Curtains are strips of fabric that hang over your windows. You can mount your curtains right above your window, just below your ceiling, or somewhere in between. And you can hang a single curtain on one side of your window—or flank your window with a pair.

To keep light out, close your curtain by extending it until it completely covers your window. To let light in, open your curtain by bunching it up on one side of your window.

A living room with a printed rug, abstract art, and floor-to-ceiling tan curtains

Katie Hodges Design

When to Choose Curtains Over Blinds

According to our experts, you should choose curtains over blinds most of the time. “Curtains balance the room by adding height and drawing your eye up,” Cole says. “They're an opportunity to add mood to a room—through color, print, and texture. [And] contrary to popular belief, the right [curtains] make rooms look bigger because they create a cohesive backdrop for furnishings.”

If you’re trying to make an aesthetic statement with your window treatments, curtains are a must. They’re also great for light control and sound absorption. And they’re ideal for windows and doors that you want to open with ease. 

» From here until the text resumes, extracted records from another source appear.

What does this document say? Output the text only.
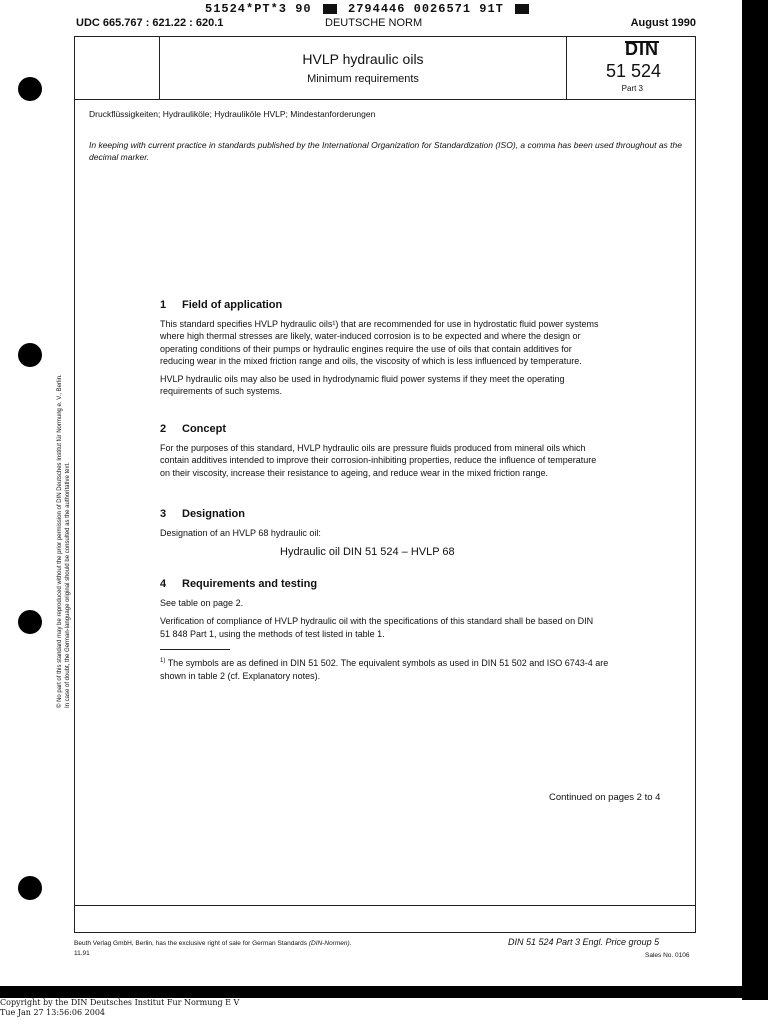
51524*PT*3 90	2794446 0026571 91T
UDC 665.767 : 621.22 : 620.1	DEUTSCHE NORM	August 1990
© No part of this standard may be reproduced without the prior permission of DIN Deutsches Institut für Normung e. V., Berlin. In case of doubt, the German-language original should be consulted as the authoritative text.
HVLP hydraulic oils
Minimum requirements
DIN
51 524
Part 3
Druckflüssigkeiten; Hydrauliköle; Hydrauliköle HVLP; Mindestanforderungen
In keeping with current practice in standards published by the International Organization for Standardization (ISO), a comma has been used throughout as the decimal marker.
1 Field of application

This standard specifies HVLP hydraulic oils¹) that are recommended for use in hydrostatic fluid power systems where high thermal stresses are likely, water-induced corrosion is to be expected and where the design or operating conditions of their pumps or hydraulic engines require the use of oils that contain additives for reducing wear in the mixed friction range and oils, the viscosity of which is less influenced by temperature.

HVLP hydraulic oils may also be used in hydrodynamic fluid power systems if they meet the operating requirements of such systems.

2 Concept

For the purposes of this standard, HVLP hydraulic oils are pressure fluids produced from mineral oils which contain additives intended to improve their corrosion-inhibiting properties, reduce the influence of temperature on their viscosity, increase their resistance to ageing, and reduce wear in the mixed friction range.

3 Designation

Designation of an HVLP 68 hydraulic oil:

Hydraulic oil DIN 51 524 – HVLP 68
4 Requirements and testing

See table on page 2.

Verification of compliance of HVLP hydraulic oil with the specifications of this standard shall be based on DIN 51 848 Part 1, using the methods of test listed in table 1.

$^{1)}$ The symbols are as defined in DIN 51 502. The equivalent symbols as used in DIN 51 502 and ISO 6743-4 are shown in table 2 (cf. Explanatory notes).
Continued on pages 2 to 4
Beuth Verlag GmbH, Berlin, has the exclusive right of sale for German Standards (DIN-Normen).
11.91
DIN 51 524 Part 3 Engl. Price group 5
Sales No. 0106
Copyright by the DIN Deutsches Institut Fur Normung E V
Tue Jan 27 13:56:06 2004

“Curtains are my first choice when dressing large windows or doors, as they stack to the sides, making egress easy,” Torossian says.

A white-filled kitchen with a small window lined with blinds and curtains

Ashley Montgomery Design

When to Choose Curtains and Blinds

Still can’t choose between curtains and blinds? Pick both. Blinds and curtains aren’t mutually exclusive. And pairing the two is a great way to make a surprising statement in your space—while giving yourself plenty of control over ambiance and lighting.

“Drapes and [blinds] together give you the ability to dramatically control the amount of light that comes into a space,” Torossian says. “The two paired together also create a beautifully layered look.”

And Cole especially recommends this approach for renters. “If you live in a rental with blinds already there, hang floor-to-ceiling curtains,” she says. “[This] is a great way to … frame the space and add your own personality.”